Mit den Einzelheiten der Voraussetzungen hat sich das Landgericht Stuttgart (5 Qs 8/23) in seinem Beschluss vom 13. Februar 2023 beschäftigt. Der Angeklagte im hiesigen Fall begab sich unbefugt in die Damentoilette eines Einkaufszentrums und fotografierte im Vorraum der Toilette die 15-jährige Geschädigte beim Hände waschen. Die Staatsanwaltschaft beantragte daraufhin einen Strafbefehl gegen den Angeschuldigten wegen der Verletzung von höchstpersönlichen Lebensbereichen durch Bildaufnahmen nach § 201a Abs. 1 Nr. 1 StGB. Nachdem das Amtsgericht Böblingen rechtliche Bedenken gegen den Erlass des Strafbefehls äußerte, führte die Staatsanwaltschaft aus, dass nach der Gesetzesbegründung nicht nur die Toilettenkabine zur Intimsphäre zählt, sondern auch die Benutzung der Toiletten insgesamt.

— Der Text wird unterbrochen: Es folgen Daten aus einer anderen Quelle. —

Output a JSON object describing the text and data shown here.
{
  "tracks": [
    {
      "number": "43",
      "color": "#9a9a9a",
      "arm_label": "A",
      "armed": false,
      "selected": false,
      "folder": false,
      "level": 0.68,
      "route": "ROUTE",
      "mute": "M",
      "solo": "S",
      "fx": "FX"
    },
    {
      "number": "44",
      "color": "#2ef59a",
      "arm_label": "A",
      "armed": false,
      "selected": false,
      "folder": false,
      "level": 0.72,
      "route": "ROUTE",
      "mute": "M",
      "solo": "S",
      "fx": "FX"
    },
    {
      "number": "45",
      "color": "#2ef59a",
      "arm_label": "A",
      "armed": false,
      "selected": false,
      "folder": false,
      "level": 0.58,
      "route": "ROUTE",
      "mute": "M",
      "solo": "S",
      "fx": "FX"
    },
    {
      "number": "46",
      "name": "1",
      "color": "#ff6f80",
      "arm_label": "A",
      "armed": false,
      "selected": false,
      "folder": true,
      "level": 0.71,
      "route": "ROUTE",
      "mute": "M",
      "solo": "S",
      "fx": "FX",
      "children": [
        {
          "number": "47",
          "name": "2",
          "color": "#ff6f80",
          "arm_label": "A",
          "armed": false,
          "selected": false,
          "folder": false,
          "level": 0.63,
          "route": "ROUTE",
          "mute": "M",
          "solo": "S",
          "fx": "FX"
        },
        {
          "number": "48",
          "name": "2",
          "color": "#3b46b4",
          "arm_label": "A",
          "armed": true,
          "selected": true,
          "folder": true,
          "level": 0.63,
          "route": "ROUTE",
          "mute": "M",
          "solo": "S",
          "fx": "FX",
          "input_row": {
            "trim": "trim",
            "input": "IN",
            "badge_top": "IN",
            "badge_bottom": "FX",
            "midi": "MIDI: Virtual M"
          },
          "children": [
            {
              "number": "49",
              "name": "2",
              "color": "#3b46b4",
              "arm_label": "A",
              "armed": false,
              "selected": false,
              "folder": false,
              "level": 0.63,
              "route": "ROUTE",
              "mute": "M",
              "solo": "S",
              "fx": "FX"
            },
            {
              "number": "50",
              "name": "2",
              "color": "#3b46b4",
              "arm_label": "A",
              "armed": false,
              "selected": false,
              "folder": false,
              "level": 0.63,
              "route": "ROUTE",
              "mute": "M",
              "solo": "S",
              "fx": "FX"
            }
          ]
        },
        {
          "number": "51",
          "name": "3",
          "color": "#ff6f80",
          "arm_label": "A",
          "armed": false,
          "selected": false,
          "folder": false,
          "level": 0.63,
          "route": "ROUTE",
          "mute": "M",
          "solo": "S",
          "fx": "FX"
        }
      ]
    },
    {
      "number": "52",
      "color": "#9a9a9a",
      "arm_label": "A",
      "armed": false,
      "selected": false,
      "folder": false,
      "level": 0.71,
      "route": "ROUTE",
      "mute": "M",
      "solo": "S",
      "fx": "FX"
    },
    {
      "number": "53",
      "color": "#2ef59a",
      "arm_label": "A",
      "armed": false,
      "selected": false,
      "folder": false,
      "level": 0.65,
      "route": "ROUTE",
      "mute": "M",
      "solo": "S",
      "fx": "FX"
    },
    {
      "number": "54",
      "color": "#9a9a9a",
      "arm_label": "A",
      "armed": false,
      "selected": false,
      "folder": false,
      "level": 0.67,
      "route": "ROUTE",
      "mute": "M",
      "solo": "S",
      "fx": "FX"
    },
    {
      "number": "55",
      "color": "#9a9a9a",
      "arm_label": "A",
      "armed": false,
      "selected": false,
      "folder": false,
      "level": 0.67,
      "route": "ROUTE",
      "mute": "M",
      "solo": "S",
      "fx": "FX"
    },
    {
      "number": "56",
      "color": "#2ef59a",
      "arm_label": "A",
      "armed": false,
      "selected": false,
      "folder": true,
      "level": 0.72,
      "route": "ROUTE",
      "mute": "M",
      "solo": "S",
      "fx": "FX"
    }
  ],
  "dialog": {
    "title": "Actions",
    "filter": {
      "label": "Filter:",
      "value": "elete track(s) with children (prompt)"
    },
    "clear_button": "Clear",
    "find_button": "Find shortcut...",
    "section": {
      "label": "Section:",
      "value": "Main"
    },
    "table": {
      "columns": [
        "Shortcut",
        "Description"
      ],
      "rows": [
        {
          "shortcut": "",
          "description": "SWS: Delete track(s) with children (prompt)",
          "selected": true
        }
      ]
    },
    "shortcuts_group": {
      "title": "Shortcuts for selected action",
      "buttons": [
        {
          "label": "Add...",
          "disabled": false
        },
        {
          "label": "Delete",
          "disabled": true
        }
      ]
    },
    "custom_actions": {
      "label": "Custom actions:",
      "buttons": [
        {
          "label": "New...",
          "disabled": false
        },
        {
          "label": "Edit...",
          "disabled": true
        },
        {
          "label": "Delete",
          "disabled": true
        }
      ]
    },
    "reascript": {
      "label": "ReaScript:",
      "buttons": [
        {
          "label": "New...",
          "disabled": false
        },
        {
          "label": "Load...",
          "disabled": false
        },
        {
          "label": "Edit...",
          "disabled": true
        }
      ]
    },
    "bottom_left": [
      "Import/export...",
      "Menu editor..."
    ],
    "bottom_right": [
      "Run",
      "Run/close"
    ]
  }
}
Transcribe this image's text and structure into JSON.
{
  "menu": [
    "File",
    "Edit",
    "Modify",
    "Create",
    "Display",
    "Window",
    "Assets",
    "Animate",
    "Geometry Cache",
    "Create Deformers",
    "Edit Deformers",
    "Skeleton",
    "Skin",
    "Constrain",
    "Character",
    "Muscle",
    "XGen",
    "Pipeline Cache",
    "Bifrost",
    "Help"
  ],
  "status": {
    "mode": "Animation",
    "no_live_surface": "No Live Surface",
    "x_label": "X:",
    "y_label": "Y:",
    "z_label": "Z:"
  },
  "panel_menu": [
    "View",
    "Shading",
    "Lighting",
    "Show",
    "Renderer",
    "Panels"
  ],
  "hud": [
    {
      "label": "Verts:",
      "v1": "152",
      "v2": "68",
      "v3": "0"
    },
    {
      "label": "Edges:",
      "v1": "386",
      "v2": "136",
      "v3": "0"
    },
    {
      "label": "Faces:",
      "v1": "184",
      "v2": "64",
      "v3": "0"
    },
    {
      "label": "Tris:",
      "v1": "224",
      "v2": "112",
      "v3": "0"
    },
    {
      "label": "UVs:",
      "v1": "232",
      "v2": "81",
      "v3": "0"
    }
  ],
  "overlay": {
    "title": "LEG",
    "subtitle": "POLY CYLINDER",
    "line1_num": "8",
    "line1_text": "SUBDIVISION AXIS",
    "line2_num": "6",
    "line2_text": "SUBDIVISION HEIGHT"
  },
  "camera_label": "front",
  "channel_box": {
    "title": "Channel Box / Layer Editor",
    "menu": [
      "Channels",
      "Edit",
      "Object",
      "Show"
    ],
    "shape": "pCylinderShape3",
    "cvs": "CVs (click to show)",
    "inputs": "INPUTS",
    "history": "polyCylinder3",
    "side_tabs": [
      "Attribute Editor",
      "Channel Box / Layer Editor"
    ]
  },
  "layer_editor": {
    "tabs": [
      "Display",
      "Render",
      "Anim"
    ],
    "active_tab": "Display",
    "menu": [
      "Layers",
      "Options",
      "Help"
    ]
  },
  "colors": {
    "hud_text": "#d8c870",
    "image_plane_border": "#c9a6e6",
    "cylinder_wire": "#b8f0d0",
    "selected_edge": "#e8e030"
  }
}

Das Landgericht Stuttgart schließt sich in seinem Beschluss jedoch der Auffassung des Amtsgerichts an. Demnach ist die Fotografie einer vollständig bekleideten Person – ohne das Hinzutreten weiterer Umstände – nicht als Verletzung des höchstpersönlichen Lebensbereiches anzusehen. Die Intimsphäre, an der sich bei der Entscheidung orientiert werden kann, beschreibt den Kernbereich der höchstpersönlichen Lebensgestaltung. Das Beispiel der Benutzung von Toiletten wird demnach in Zusammenhang gesetzt mit gynäkologischen Untersuchungen sowie Umkleidekabinen, die auf den Schutz von zumindest teilweise entkleideten Personen abzielen. Der Schutz von Nacktheit ist somit ein wichtiger Aspekt beim Schutz der Intimsphäre in der bisherigen Rechtsprechung. Die Geschädigte war im vorliegenden Fall jedoch vollständig bekleidet. Auch getätigte Aufnahmen von bekleideten Personen im Vorraum von Toiletten zu erfassen, überdehnt nach Auffassung des Landgerichts den Begriff der Intimsphäre.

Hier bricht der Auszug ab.